I love that your husband has found so many fun alternate uses for his cane. If he tries that goosing trick when you're in a long line you might move to the front a whole lot faster. That, or get punched ... or arrested. Better forget I suggested that.
 
Comment
Ruth Pennebaker
June 06, 2010 at 5:05PM
 
We're all living on borrowed healthy time, right? I keep telling myself that, but am always surprised when some part of my body threatens to go kaput. I don't think I'm young, exactly; I think I'm ageless -- which is even more deluded.
 
Comment
Rona Maynard
June 08, 2010 at 9:09AM
 
I'm delighted to report, as we prepare to board a plane for Chicago, that my husband won't be taking his cane. So he'll have to return to old-style (or should I say "young-style"?) goosing.
 
Comment
Carol Harrison
July 04, 2010 at 8:08PM
 
Your spouse is only 60 and I'll be 63 years young this September. I strained muscles in my back about ten long years ago, attempting to shovel snow, my spouse suggested I stop but I may have been trying to prove something to his parent (female) that I was a someone. I ignored my spouse and paid for it. I went inside, lay on our couch and felt something that felt like I was having menstrual cramps. Unfortunately, I waited a month or more BEFORE going to see my doctor who sent me for x-rays and the diagnoses....osteoarthritis, scoliosis (lumbar area), and osteoporosis. As time passed, I couldn't get by without a cane, so...had my then-doctor prescribe a cane for me. I have two now, one a bronze metal cane and the other, black with butterflies. For almost three years now, I've had sciatica, but atypical and my spinal OA is such that to sit I need to recline, whether eating or at my computer.

I do see younger people, mostly women, but arthritis being an umbrella term, can affect people at any age.
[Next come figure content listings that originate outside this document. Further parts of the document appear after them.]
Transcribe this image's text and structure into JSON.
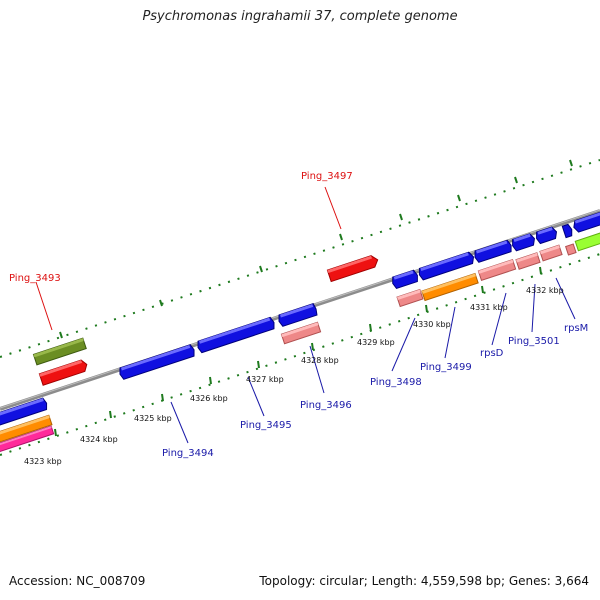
{
  "title": "Psychromonas ingrahamii 37, complete genome",
  "footer": {
    "accession": "Accession: NC_008709",
    "summary": "Topology: circular; Length: 4,559,598 bp; Genes: 3,664"
  },
  "colors": {
    "backbone": "#8c8c8c",
    "tick": "#1e7a1e",
    "cds": "#1010e0",
    "label_lower": "#1a1aa8",
    "label_upper": "#dd1111"
  },
  "ticks": [
    "4323 kbp",
    "4324 kbp",
    "4325 kbp",
    "4326 kbp",
    "4327 kbp",
    "4328 kbp",
    "4329 kbp",
    "4330 kbp",
    "4331 kbp",
    "4332 kbp"
  ],
  "labels": {
    "ping_3493": "Ping_3493",
    "ping_3497": "Ping_3497",
    "ping_3494": "Ping_3494",
    "ping_3495": "Ping_3495",
    "ping_3496": "Ping_3496",
    "ping_3498": "Ping_3498",
    "ping_3499": "Ping_3499",
    "rpsD": "rpsD",
    "ping_3501": "Ping_3501",
    "rpsM": "rpsM"
  }
}
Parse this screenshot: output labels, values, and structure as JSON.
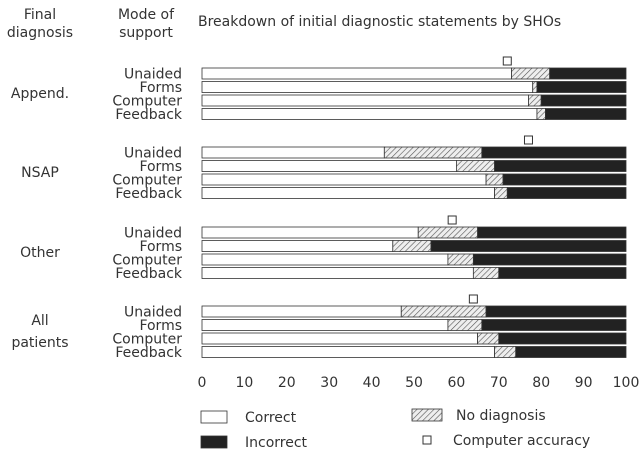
{
  "chart_data": {
    "type": "grouped_stacked_bar_horizontal",
    "title": "Breakdown of initial diagnostic statements by SHOs",
    "group_header": [
      "Final",
      "diagnosis"
    ],
    "category_header": [
      "Mode of",
      "support"
    ],
    "groups": [
      [
        "Append."
      ],
      [
        "NSAP"
      ],
      [
        "Other"
      ],
      [
        "All",
        "patients"
      ]
    ],
    "categories": [
      "Unaided",
      "Forms",
      "Computer",
      "Feedback"
    ],
    "series": [
      {
        "name": "Correct",
        "color": "#ffffff",
        "values": [
          [
            73,
            78,
            77,
            79
          ],
          [
            43,
            60,
            67,
            69
          ],
          [
            51,
            45,
            58,
            64
          ],
          [
            47,
            58,
            65,
            69
          ]
        ]
      },
      {
        "name": "No diagnosis",
        "color": "hatch",
        "values": [
          [
            9,
            1,
            3,
            2
          ],
          [
            23,
            9,
            4,
            3
          ],
          [
            14,
            9,
            6,
            6
          ],
          [
            20,
            8,
            5,
            5
          ]
        ]
      },
      {
        "name": "Incorrect",
        "color": "#222222",
        "values": [
          [
            18,
            21,
            20,
            19
          ],
          [
            34,
            31,
            29,
            28
          ],
          [
            35,
            46,
            36,
            30
          ],
          [
            33,
            34,
            30,
            26
          ]
        ]
      }
    ],
    "computer_accuracy": {
      "name": "Computer accuracy",
      "values": [
        72,
        77,
        59,
        64
      ]
    },
    "xlim": [
      0,
      100
    ],
    "xticks": [
      0,
      10,
      20,
      30,
      40,
      50,
      60,
      70,
      80,
      90,
      100
    ]
  }
}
When I first started using my cane, I felt old because when I could walk downtown, just a mere five minutes from my front door, only elders were using them and I felt so self-conscious.

My cane is ALWAYS falling over no matter where I go, no matter how I prop it so mabye like your spouse, I should hang mine over a chair.

My doctor, for reasons only she knew at the time, suggested if not in my 50s, I'd get arthritis in my 60s and that doesn't make any sense. I should have asked her then and there, if I hadn't strained my back, then why would I get OA within the next ten years?!

My major problem with walking is walking UPSTAIRS between OA and atypical sciatica. The fewer steps the better.

I've basically lost my independence which I feel profoundly and so now I see a psychiatrist to help me deal with the depression brought on by my limited mobility.
 
Reply
Rona Maynard
July 04, 2010 at 8:08 PM
 
Hi, Carol. Although I haven't been in your situation, my husband is still dealing with a lesser form of it. And of course this affects me, too. It helps to focus on what we can still enjoy together. Most years we've gone hiking on the July 1 long weekend. That was out of the question this year, so we're going out for ice cream at our favourite spot.